Книга: День Святого Никогда
Назад: 4
Дальше: 6

5

После долгих лет дружбы Феликс пришел к выводу, что более чем пренебрежительное отношение Бальтазара к таким светским условностям, как приглашение в гости или этикет поведения в чужом доме, является прямым продолжением юношеского протеста против донельзя регламентированного мира испанской знати. Даже такую мелкую формальность, как ожидание в прихожей, пока о его появлении доложат хозяевам, Бальтазар считал оскорблением своего достоинства, и поэтому Освальд был заранее проинструктирован впускать развязного испанца без лишних церемоний.

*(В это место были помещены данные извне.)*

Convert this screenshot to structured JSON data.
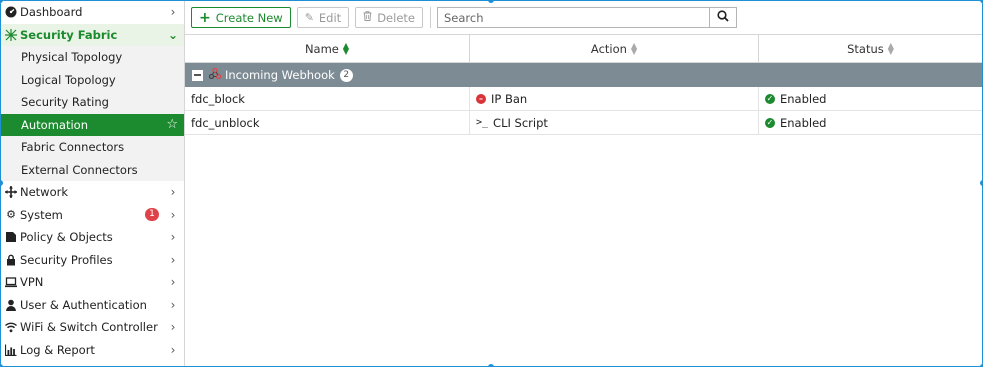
{
  "sidebar": {
    "items": [
      {
        "label": "Dashboard",
        "icon": "dashboard-icon"
      },
      {
        "label": "Security Fabric",
        "icon": "security-fabric-icon"
      },
      {
        "label": "Physical Topology"
      },
      {
        "label": "Logical Topology"
      },
      {
        "label": "Security Rating"
      },
      {
        "label": "Automation"
      },
      {
        "label": "Fabric Connectors"
      },
      {
        "label": "External Connectors"
      },
      {
        "label": "Network",
        "icon": "network-icon"
      },
      {
        "label": "System",
        "icon": "gear-icon",
        "badge": "1"
      },
      {
        "label": "Policy & Objects",
        "icon": "policy-icon"
      },
      {
        "label": "Security Profiles",
        "icon": "lock-icon"
      },
      {
        "label": "VPN",
        "icon": "laptop-icon"
      },
      {
        "label": "User & Authentication",
        "icon": "user-icon"
      },
      {
        "label": "WiFi & Switch Controller",
        "icon": "wifi-icon"
      },
      {
        "label": "Log & Report",
        "icon": "chart-icon"
      }
    ]
  },
  "toolbar": {
    "create_label": "Create New",
    "edit_label": "Edit",
    "delete_label": "Delete",
    "search_placeholder": "Search"
  },
  "table": {
    "columns": [
      "Name",
      "Action",
      "Status"
    ],
    "group": {
      "label": "Incoming Webhook",
      "count": "2"
    },
    "rows": [
      {
        "name": "fdc_block",
        "action": "IP Ban",
        "status": "Enabled"
      },
      {
        "name": "fdc_unblock",
        "action": "CLI Script",
        "status": "Enabled"
      }
    ]
  },
  "colors": {
    "accent": "#1c8a2e",
    "group_header": "#7d8b94",
    "badge": "#e0424a",
    "selection_border": "#1e90d6"
  }
}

Подобные привилегии Бальтазар воспринимал как должное, и сходу начинал чувствовать себя как дома: требовал вина, приставал к Тельме, подсмеивался над Йозефом и при помощи лексикона уличных чистильщиков обуви вгонял в краску Ильзу, которая терпеть его не могла с первой же их встречи, когда ее мечты свести знакомство с настоящим аристократом разбились вдребезги об откровенно плебейские манеры драконоубийцы.
Единственным, что как-то компенсировало фамильярность идальго по части неожиданных визитов, было то, что он никогда не приходил в чужой дом без подарка. Поэтому штопор и два стакана с толстым дном в руках Освальда, направляющегося из кухни в столовую, выглядели вполне закономерно. А вот толедский палаш, небрежно засунутый в подставку для зонтиков, поверг Феликса в глубочайшее недоумение.
— С каких это пор ты… — начал было он, намереваясь решить вопрос без обиняков, и тут же отказался от своего намерения из-за Агнешки. Она сидела на коленях у Бальтазара и увлеченно рассматривала огромный манускрипт.
— Привет! — дружелюбно сказал Бальтазар, отрываясь от пояснений Агнешке.
— Виделись уже… — пожал плечами Феликс.
— Ой, деда, смотри, что мне подарил дядя Бальтазар!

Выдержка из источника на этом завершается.